By that standard, a verdict is likely some distance away.
Suspended justice
“Will the judge ask us what sort of punishment we’d like for Suraj?” she asks.
I answer in the negative and she sounds disappointed.
“What if Suraj is released on bail and comes back to hound us?” Manju asks me over the phone.
The chances of that happening are slim. While bail is permissible under almost every law under the Indian Penal Code, even Section 302 (applicable to murder), it is a lot harder under the POCSO Act. Certain variables will come into play, like whether the offense is rape, sexual harassment or stalking, or whether there are chances of the accused tampering with evidence if let out.
In late 2018, I sat in on a hearing in which Suraj asked for bail on account of his toddler son being ill. The magistrate decisively turned him down.
On June 22 of this year, Suraj had again applied for bail. His wife and mother were spurred by the case of a 62-year-old convict dying of COVID-19 in a Delhi jail, as well as by the Delhi High Court extending the interim bail by 45 days for more than 2,000 undertrial prisoners.
“I told the judge that if Suraj returns to this house, we will have no option but to flee,” she says over the phone. “My daughters will not be safe. Besides, I know they are only taking advantage of the crisis to rush for bail.”
The judge ultimately denied bail. But under the current lockdown, Pia’s case remains at a standstill. On June 13, in light of the pandemic, Delhi’s courts unanimously decided to restrict operations until June 30. It eventually extended that restriction to August 31. All “urgent matters,” the Delhi High Court decided, would be handled via video conferencing – with judges hearing matters from their respective residences. The next hearing won’t take place until after the restrictions are entirely lifted. Until then, Manju and Gokul wait.
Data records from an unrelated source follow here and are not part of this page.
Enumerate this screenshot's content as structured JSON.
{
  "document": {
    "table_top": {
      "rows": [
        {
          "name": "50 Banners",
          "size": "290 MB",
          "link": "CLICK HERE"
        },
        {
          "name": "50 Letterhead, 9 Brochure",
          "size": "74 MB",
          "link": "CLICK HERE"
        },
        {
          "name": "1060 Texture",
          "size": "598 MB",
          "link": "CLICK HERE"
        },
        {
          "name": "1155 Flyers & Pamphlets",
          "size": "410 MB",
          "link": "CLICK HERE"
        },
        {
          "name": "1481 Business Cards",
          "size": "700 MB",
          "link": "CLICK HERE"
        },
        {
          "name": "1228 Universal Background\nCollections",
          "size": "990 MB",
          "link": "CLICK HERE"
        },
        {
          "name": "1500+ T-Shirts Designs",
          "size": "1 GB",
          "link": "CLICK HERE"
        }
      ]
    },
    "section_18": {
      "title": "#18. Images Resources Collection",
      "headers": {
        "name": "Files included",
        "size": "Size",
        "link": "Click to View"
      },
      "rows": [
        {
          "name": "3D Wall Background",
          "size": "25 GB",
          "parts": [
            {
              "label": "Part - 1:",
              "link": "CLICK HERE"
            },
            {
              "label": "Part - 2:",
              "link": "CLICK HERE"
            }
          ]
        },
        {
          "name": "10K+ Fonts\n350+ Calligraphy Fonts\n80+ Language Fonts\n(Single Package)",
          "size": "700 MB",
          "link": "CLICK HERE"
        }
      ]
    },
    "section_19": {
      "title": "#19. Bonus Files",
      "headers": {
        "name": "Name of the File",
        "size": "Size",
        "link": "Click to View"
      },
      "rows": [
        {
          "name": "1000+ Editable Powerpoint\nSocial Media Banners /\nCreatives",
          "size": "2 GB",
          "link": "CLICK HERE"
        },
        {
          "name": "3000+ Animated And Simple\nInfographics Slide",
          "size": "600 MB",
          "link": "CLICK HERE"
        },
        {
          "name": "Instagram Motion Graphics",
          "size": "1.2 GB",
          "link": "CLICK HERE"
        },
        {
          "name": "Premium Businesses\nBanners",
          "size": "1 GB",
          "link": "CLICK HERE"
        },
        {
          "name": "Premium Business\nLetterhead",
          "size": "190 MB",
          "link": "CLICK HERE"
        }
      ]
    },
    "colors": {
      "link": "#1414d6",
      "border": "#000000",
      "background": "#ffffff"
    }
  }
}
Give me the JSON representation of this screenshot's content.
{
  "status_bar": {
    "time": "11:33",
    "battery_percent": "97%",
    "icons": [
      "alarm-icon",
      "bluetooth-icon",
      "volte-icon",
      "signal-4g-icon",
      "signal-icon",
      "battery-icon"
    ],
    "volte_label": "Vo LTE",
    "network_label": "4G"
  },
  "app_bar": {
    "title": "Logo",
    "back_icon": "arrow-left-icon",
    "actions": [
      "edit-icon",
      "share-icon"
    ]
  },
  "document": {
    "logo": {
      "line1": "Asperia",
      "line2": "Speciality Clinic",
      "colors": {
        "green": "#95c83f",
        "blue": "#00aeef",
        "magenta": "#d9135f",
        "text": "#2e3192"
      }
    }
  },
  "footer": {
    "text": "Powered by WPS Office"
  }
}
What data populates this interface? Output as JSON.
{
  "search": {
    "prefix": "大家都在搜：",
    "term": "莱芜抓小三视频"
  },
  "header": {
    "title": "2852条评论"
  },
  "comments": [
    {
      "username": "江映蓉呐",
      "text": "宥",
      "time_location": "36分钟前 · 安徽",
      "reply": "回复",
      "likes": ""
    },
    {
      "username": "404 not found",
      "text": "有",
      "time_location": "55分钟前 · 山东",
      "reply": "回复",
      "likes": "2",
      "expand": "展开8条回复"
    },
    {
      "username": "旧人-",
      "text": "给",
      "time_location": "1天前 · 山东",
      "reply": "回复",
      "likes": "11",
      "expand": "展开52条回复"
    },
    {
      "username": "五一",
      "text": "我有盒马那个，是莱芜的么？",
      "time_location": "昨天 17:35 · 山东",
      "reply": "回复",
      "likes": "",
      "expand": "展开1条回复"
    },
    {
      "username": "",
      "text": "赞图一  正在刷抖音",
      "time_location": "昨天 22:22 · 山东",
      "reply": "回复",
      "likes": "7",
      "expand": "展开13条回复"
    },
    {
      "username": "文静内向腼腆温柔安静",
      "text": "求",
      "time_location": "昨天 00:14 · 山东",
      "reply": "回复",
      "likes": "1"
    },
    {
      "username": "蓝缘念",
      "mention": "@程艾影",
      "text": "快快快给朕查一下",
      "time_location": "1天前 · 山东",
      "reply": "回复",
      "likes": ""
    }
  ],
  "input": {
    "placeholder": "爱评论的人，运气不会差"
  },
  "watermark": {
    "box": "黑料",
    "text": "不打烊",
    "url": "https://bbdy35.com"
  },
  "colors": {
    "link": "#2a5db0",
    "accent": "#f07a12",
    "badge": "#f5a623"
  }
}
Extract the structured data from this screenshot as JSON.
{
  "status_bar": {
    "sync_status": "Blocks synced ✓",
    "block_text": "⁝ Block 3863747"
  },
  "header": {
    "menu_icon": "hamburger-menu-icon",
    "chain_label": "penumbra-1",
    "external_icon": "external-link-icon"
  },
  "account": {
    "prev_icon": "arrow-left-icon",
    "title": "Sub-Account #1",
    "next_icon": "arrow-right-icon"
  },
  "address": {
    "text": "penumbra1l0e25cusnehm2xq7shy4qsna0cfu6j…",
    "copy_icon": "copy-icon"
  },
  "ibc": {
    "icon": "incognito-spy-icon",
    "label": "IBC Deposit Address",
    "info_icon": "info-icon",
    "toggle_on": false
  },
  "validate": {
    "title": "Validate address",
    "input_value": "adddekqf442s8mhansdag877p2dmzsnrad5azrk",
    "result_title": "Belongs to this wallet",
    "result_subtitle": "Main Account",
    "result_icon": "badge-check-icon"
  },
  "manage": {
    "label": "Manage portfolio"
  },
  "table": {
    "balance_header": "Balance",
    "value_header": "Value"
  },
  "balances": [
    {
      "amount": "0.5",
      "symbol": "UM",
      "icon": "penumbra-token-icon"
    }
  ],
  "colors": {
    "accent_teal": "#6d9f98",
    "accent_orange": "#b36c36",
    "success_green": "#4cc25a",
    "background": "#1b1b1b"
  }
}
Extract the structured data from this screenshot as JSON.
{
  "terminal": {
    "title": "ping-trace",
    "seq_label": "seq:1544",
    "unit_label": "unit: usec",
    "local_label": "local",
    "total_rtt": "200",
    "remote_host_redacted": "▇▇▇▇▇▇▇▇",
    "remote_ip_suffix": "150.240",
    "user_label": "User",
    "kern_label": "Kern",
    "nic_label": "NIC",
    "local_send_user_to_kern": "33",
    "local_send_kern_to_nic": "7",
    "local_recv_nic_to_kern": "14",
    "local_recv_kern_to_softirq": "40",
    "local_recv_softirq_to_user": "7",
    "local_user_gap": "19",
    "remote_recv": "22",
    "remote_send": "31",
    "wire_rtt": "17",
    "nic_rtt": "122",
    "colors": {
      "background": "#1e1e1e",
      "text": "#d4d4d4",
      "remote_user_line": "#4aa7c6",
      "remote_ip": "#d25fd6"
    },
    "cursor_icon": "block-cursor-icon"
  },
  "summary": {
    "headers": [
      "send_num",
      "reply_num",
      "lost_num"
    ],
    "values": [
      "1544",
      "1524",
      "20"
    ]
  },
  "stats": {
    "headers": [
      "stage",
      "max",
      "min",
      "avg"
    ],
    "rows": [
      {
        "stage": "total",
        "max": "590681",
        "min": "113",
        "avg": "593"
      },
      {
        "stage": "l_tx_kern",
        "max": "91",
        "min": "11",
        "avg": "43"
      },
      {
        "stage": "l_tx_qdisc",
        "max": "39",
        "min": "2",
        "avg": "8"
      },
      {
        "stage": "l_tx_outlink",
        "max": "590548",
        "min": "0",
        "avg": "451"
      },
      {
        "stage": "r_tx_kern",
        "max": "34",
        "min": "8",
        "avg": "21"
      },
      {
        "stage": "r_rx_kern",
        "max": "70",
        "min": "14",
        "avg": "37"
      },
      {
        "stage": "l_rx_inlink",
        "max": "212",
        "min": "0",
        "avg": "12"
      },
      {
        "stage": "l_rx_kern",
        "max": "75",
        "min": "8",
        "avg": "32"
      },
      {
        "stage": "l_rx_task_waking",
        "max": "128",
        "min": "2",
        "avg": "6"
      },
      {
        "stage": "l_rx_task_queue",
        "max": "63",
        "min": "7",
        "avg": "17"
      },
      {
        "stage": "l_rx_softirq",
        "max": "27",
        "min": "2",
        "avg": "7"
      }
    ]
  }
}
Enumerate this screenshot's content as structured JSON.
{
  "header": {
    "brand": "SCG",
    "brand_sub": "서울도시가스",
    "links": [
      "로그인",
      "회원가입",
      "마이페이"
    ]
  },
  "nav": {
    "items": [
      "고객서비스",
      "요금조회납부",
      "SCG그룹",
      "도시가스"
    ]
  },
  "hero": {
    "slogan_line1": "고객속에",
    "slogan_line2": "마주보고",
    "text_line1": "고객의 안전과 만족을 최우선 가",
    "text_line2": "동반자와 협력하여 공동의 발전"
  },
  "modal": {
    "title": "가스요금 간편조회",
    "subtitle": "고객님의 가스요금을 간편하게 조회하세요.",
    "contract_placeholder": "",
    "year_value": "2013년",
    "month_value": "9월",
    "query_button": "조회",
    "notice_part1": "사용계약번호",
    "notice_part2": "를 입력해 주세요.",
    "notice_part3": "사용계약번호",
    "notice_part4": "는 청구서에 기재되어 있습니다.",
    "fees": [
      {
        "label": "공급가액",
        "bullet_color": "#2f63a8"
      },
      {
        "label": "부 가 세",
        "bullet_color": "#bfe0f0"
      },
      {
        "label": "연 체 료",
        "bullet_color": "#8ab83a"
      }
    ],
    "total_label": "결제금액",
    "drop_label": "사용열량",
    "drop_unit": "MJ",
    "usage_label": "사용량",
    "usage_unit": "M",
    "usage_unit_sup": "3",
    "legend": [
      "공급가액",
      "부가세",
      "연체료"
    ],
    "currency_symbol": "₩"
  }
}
For the last few months, the two have been talking about moving out and finding a new home. But the hunt is a mirage. The very motivations that make them want to move pull them back. Neither wants to bring up their daughters in the home of their baby girl’s alleged rapist and a family who’ve turned their back on them. The reality that they continue to inhabit a crime scene has shrunk an already tiny space into a claustrophobic microcosm.
“I feel stifled here,” Manju has said, over and over again.
And yet, she’s determined not to move until the trial is over. “I don’t want to leave until he’s punished.”